A croire que les Américains sont des nains! Nous avons régulièrement droit chez Harley à des versions "bas du c..", comme si les modèles "normaux" proposaient des selles à des altitudes stratosphériques! Allez comprendre… Toujours est-il que régulièrement apparaissent des versions plus ou moins "Low", et le Sportster, mis à toutes les sauces ces dernières années (Low, Custom, Iron, Nightster, Forty-eight…) n’y échappe pas.

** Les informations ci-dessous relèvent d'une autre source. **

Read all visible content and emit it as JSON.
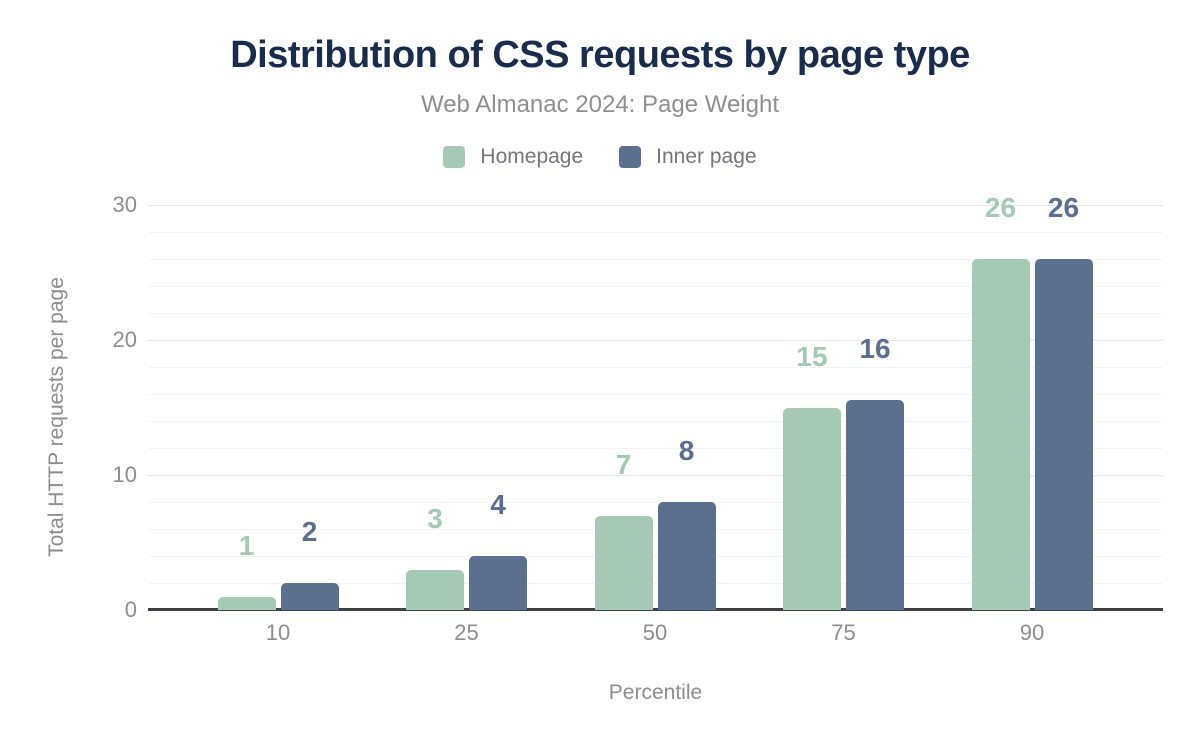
{
  "title": "Distribution of CSS requests by page type",
  "subtitle": "Web Almanac 2024: Page Weight",
  "x_axis_title": "Percentile",
  "y_axis_title": "Total HTTP requests per page",
  "legend": {
    "items": [
      {
        "label": "Homepage",
        "color": "#a6c9b5"
      },
      {
        "label": "Inner page",
        "color": "#5c6f8e"
      }
    ]
  },
  "colors": {
    "background": "#ffffff",
    "title": "#1a2b4b",
    "subtitle": "#8e8e94",
    "legend_text": "#75757d",
    "axis_text": "#8c8c92",
    "grid_major": "#e6e6e9",
    "grid_minor": "#f4f4f6",
    "baseline": "#3e4044",
    "homepage": "#a6c9b5",
    "inner_page": "#5c6f8e"
  },
  "chart_data": {
    "type": "bar",
    "title": "Distribution of CSS requests by page type",
    "subtitle": "Web Almanac 2024: Page Weight",
    "xlabel": "Percentile",
    "ylabel": "Total HTTP requests per page",
    "categories": [
      "10",
      "25",
      "50",
      "75",
      "90"
    ],
    "series": [
      {
        "name": "Homepage",
        "color": "#a6c9b5",
        "values": [
          1,
          3,
          7,
          15,
          26
        ],
        "labels": [
          "1",
          "3",
          "7",
          "15",
          "26"
        ],
        "bar_units": [
          1,
          3,
          7,
          15,
          26
        ]
      },
      {
        "name": "Inner page",
        "color": "#5c6f8e",
        "values": [
          2,
          4,
          8,
          16,
          26
        ],
        "labels": [
          "2",
          "4",
          "8",
          "16",
          "26"
        ],
        "bar_units": [
          2,
          4,
          8,
          15.55,
          26
        ]
      }
    ],
    "ylim": [
      0,
      30
    ],
    "yticks": [
      0,
      10,
      20,
      30
    ],
    "minor_grid_step": 2,
    "grid": true,
    "legend_position": "top",
    "bar_value_labels": true
  }
}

Cette fois-ci, il s’agit d’un "Superlow", dont la selle culmine pourtant à 695 mm, contre 670 pour pour le Low, disparu cette année du catalogue, Low qui affichait une hauteur de selle de 641 mm de 2007 à 2009. Vous suivez toujours?! Ceci posé, le Superlow mérite qu’on s’y attarde, pour sa combinaison de dimensions de roues unique dans la gamme Sportster, et pour son réservoir de 17 litres qu’il est le seul à proposer depuis la disparition du Custom. Le Superlow est en effet monté d’origine avec d’inédites jantes en alliage, reprenant pour l’avant une dimension seulement partagée avec le XR1200 (120/70 X 18), tandis que l’arrière reprend un 150/60 X 17. Les pneus sont fournis par Michelin, avec des Scorcher à carcasse radiale spécialement conçus pour cette HD. Citons encore le guidon, relativement haut et offrant une position très rassurante et confortable, tant que la pression du vent ne se fait pas trop sentir. Pour le reste, le Superlow reprend fidèlement les traits et caractéristiques propres aux Sportsters, à savoir une silhouette à la fois menue et trapue, mettant remarquablement en valeur le V twin Evolution iconique.